Testen Sie es selbst aus! Für die Demonstration haben wir zwei Domains registriert. Sie können die Domains kopieren und sich selbst per E-Mail zusenden. Können Sie die beiden Seiten voneinander unterscheiden, ohne darauf zu klicken?
Bei der ersten Adresse handelt es sich um die Seite des fiktiven Angreifers. Bei der nachfolgenden um die Originalseite der fiktiven Firma.

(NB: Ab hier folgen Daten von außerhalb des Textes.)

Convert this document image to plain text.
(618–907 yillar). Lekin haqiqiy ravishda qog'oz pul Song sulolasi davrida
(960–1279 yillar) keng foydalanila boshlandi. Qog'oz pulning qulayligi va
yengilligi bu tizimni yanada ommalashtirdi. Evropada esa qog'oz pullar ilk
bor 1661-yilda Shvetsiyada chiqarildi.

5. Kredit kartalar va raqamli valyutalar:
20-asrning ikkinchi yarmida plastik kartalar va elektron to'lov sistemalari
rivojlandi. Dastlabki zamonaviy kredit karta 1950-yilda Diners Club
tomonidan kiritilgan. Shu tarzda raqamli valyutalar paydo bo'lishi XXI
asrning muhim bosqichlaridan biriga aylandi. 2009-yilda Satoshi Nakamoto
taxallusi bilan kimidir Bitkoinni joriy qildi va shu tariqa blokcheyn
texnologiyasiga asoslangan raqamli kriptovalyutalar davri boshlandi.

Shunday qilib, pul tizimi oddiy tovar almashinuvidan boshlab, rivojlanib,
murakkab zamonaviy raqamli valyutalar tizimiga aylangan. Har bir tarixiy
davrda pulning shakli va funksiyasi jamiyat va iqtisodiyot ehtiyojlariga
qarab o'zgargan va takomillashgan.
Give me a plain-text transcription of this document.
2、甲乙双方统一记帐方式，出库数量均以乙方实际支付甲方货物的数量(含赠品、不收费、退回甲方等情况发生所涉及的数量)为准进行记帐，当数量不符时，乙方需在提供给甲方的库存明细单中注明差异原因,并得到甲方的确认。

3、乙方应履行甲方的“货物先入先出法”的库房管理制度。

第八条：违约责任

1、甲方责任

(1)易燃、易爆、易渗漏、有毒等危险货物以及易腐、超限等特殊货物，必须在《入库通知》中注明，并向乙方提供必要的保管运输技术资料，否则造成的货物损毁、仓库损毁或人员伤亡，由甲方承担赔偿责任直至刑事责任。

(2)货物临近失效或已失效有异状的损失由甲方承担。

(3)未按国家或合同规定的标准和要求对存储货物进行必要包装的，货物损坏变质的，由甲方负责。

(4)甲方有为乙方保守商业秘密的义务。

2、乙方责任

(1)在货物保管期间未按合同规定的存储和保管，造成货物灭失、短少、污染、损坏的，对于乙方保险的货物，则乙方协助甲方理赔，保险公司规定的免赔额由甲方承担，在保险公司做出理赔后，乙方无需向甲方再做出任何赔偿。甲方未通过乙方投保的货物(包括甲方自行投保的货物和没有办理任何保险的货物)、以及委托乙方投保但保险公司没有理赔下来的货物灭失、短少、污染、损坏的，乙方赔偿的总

Wie Sie sich schützen können
Neben der vorgestellten Attacke gibt es noch weitere Möglichkeiten den Link zu manipulieren. Wie kann sich der Benutzer nun davor schützen?
Werden Sie in einem E-Mail direkt oder indirekt zum Anklicken eines Links aufgefordert, seien Sie misstrauisch! Die sicherste Variante ist die manuelle Eingabe der Adresse in den Browser. Dies bedeutet, dass im vorgestellten Beispiel der Benutzer nach Erhalt des E-Mails den Browser öffnet und selbst www.expapo.com eingibt. So gelangt er auf die Originalseite und kann keine Informationen zur geforderten Rechnung finden. Den Link zu kopieren und einzufügen reicht nicht aus, da dann auch die ursprüngliche Codierung bestehen bleibt. Mit dieser einfachen und effektiven Technik wird die Täuschung nicht zugelassen.
Im Blog wurde bewusst nicht auf IDN (internationalized domain name) eingegangen. Punycode beschreibt genau genommen das Enkodierungsschema. Er stellt bei der Umwandlung dem Domainnamen ein xn—voran und bildet ihn anschliessend in ASCII ab. Der korrekte Fachausdruck der umgewandelten Domain ist ein ACE-String.